Reviewed by Janelle Duke

"In A House for the Struggle, E. James West details the birth and progress of Black press in the city of Chicago. He builds an immersive world through the use of archival records, personal accounts, and oral histories of the major personalities and institutions which became the nexus of Black journalism. This world is pitted against the backdrop of the American historical
context of racial exclusion and the one-sided portrayal of diverse voices in a multicultural society.

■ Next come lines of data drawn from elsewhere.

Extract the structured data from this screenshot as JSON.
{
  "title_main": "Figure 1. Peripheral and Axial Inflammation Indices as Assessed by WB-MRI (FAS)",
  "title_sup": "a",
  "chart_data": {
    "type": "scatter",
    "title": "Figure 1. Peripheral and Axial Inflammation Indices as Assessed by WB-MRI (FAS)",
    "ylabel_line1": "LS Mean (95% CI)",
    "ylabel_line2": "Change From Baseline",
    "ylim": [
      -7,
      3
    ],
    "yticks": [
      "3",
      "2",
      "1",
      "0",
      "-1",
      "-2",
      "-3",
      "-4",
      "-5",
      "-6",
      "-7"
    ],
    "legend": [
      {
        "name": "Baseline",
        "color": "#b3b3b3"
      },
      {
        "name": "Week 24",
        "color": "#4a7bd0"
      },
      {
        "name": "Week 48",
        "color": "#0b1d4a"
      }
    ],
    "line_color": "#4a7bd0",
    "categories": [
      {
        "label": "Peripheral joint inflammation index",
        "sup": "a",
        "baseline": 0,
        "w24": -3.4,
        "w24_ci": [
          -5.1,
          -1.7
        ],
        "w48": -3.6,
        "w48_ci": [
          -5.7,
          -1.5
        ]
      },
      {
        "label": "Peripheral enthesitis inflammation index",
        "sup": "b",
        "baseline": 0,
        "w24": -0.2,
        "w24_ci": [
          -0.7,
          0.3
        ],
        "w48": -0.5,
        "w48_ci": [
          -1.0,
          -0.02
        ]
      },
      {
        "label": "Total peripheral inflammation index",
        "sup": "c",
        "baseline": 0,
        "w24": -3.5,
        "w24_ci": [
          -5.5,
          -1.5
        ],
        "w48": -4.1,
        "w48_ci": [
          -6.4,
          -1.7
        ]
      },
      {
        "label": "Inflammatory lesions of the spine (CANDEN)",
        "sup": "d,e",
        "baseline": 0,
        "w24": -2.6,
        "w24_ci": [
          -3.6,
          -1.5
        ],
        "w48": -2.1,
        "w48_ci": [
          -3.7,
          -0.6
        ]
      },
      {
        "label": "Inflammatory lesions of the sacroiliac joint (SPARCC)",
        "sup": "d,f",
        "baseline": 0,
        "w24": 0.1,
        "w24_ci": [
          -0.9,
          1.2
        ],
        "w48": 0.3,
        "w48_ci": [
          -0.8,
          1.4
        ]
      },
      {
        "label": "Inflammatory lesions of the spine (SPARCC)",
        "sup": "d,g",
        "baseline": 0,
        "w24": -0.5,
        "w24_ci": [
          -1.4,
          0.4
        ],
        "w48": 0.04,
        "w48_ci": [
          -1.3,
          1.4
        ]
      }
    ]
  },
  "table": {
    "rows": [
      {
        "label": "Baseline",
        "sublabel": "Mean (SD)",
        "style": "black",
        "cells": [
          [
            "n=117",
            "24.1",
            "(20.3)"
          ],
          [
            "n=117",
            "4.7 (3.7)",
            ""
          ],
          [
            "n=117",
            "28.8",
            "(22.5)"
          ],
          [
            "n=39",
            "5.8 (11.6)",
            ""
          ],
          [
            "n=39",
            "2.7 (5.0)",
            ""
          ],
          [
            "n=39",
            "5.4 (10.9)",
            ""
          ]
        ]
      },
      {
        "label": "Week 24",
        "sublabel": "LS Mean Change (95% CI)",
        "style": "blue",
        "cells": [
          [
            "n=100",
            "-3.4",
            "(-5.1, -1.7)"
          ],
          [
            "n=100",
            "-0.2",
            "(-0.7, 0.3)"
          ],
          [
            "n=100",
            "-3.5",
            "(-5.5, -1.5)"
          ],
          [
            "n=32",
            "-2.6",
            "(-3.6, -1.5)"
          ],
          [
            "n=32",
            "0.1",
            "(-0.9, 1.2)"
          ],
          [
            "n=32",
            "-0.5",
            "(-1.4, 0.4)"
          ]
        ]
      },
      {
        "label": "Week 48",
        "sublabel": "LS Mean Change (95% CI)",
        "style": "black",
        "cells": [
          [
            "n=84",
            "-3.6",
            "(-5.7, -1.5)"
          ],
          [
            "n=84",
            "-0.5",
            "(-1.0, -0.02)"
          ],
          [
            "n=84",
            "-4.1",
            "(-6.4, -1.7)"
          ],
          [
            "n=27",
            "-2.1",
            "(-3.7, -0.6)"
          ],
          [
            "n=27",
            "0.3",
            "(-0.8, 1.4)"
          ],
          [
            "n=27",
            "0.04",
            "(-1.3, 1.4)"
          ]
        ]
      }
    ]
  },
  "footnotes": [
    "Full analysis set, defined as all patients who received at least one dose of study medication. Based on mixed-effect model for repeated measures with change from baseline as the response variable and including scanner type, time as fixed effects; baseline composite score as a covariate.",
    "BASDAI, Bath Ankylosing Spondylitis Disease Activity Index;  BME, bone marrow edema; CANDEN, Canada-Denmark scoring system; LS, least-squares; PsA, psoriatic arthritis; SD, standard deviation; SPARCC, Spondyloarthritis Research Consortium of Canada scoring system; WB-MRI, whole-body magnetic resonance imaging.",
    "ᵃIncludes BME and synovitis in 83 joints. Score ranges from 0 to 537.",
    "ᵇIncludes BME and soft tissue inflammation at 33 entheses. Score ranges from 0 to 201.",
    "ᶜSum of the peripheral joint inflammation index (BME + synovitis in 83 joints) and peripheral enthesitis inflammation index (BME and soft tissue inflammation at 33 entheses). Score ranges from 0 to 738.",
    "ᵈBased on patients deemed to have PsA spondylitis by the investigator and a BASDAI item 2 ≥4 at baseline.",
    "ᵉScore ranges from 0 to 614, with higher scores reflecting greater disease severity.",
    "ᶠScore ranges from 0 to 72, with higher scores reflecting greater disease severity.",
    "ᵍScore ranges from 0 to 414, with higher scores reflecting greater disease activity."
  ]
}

The result is a clean depiction of the birth and continuing development of Black journalistic culture despite the economic hardships and issues of white press ambivalence and Black literary legitimacy that colored the period of the work from the late nineteenth century to the 1970s."

 

The Evolution of the Chinese Internet: Creative Visibility in the Digital Public by Guo Shaohua

Reviewed by Shu Wan

"In the past two decades, Chinese society has witnessed the proliferation of internet services and integration of an increasing number of people into the cyber world. Internet access has transformed from the privilege of academics and social elites to ordinary people’s basic right. It is reported that “the population of China’s internet users has reached 1 billion, accounting for one in five of the world’s users, while less than 30 percent of them earn 5,000 yuan ($774) and above monthly.”i The popularization of Internet access and multiplication of the netizen population has contributed to a burgeoning digital culture in China. Shaohua Guo’s newest monograph, The Evolution of the Chinese Internet, provides a panoramic narrative of the transformation of internet services and its correlation with the advancement of Chinese digital culture since the mid-1990s."